- Boven Earthworks
- U.S. National Register of Historic Places
- Location: Reeder Township, Michigan
- Nearest city: Lake City, Michigan
- Area: less than one acre
- NRHP reference No.: 73002293
- Added to NRHP: August 14, 1973

= Boven Earthwork =

Archaeological site in Michigan, United States

The Boven Earthworks, also known as the Boven Enclosure, the Mosquito Creek Earthworks, the Falmouth Inclosure, or Missaukee III is a Native American archaeological site designated 20MA19 located near Falmouth and Lake City, Michigan along Mosquito Creek. It was listed on the National Register of Historic Places in 1973.

==Description==
The Boven Earthworks includes four enclosures, with an associated burial mound.

==History==
The Boven Earthworks were likely constructed around AD 1470 +/-100.
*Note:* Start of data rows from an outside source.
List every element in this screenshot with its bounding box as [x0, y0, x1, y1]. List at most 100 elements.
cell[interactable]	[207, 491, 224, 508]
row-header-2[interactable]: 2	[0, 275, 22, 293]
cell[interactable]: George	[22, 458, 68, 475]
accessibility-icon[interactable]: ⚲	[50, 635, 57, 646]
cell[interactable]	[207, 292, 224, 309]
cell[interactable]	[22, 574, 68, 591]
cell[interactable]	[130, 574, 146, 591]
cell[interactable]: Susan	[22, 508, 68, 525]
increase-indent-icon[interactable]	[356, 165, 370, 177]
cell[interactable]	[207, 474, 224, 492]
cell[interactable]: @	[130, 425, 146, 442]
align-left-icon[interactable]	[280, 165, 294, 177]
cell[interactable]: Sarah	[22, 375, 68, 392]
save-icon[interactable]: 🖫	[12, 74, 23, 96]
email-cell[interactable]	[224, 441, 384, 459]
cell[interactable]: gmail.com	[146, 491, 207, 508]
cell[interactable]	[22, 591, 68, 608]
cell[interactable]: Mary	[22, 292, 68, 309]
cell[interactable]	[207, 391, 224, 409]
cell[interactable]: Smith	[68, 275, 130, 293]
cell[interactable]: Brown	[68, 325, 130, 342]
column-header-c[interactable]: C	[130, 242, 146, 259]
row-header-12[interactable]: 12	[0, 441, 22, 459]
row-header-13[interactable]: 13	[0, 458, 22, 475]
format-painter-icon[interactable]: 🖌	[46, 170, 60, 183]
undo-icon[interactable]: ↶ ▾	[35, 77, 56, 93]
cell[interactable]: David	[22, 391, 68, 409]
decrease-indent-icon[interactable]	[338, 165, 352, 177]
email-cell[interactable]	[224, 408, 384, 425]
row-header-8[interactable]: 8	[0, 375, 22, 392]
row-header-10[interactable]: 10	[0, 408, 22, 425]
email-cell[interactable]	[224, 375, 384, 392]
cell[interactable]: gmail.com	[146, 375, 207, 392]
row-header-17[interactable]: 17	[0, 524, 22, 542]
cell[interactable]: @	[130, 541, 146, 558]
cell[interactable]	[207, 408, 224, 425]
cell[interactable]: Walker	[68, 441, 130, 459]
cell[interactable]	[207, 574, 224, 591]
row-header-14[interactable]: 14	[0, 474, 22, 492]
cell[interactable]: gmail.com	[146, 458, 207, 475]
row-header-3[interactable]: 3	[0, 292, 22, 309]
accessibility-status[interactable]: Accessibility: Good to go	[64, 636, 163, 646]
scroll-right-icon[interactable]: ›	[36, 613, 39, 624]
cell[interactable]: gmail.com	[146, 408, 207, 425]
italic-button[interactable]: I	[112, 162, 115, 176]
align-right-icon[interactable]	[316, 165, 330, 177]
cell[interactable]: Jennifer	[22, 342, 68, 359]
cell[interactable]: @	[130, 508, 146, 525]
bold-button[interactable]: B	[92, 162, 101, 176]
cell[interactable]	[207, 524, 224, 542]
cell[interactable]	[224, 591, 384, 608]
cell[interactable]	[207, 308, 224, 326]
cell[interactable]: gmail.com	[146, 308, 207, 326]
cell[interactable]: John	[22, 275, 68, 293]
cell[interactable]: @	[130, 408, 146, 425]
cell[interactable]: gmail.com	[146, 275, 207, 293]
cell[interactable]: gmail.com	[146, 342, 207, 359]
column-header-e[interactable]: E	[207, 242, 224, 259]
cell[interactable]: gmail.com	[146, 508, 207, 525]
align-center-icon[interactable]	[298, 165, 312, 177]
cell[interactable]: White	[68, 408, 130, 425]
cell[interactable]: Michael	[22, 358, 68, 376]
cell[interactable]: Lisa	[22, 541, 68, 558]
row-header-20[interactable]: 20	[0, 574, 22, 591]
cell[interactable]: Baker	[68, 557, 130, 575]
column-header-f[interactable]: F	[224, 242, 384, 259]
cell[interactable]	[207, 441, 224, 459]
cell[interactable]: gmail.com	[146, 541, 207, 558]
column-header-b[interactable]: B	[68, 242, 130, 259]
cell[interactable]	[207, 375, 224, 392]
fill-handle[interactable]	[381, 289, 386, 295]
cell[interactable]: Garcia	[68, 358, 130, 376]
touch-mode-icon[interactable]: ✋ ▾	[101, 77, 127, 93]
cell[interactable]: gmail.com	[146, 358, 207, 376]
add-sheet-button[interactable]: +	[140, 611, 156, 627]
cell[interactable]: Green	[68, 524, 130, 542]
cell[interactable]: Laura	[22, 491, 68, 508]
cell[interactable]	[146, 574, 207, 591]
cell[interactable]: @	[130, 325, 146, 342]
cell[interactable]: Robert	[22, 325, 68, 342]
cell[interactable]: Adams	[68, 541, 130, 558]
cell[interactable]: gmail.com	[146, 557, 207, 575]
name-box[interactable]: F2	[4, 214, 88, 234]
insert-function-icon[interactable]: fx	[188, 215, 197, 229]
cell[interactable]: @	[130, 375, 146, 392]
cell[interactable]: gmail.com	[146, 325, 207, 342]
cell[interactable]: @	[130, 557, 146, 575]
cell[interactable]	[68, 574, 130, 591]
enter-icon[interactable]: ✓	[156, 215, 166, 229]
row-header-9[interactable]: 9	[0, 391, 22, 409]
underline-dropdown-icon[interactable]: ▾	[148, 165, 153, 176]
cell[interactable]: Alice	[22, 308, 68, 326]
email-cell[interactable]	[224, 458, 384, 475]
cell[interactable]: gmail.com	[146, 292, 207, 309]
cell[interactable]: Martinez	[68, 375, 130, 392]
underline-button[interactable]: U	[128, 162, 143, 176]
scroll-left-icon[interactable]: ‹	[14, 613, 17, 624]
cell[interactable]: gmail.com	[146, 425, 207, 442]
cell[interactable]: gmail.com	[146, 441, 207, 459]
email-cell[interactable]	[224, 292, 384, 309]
The first circle was discovered by University of Michigan researchers in the summer of 1924 while they studied the nearby Aetna Earthworks.

Excavations were conducted on different circles by staff led by Emerson Greenman from the University of Michigan in 1926 and by Charles Cleland from Michigan State University in 1965. They found light habitation debris and no palisade or wall indications. At least one circle had two breaches likely used as gateways, all similar to Aetna.

The site was listed on the National Register of Historic Places in 1973.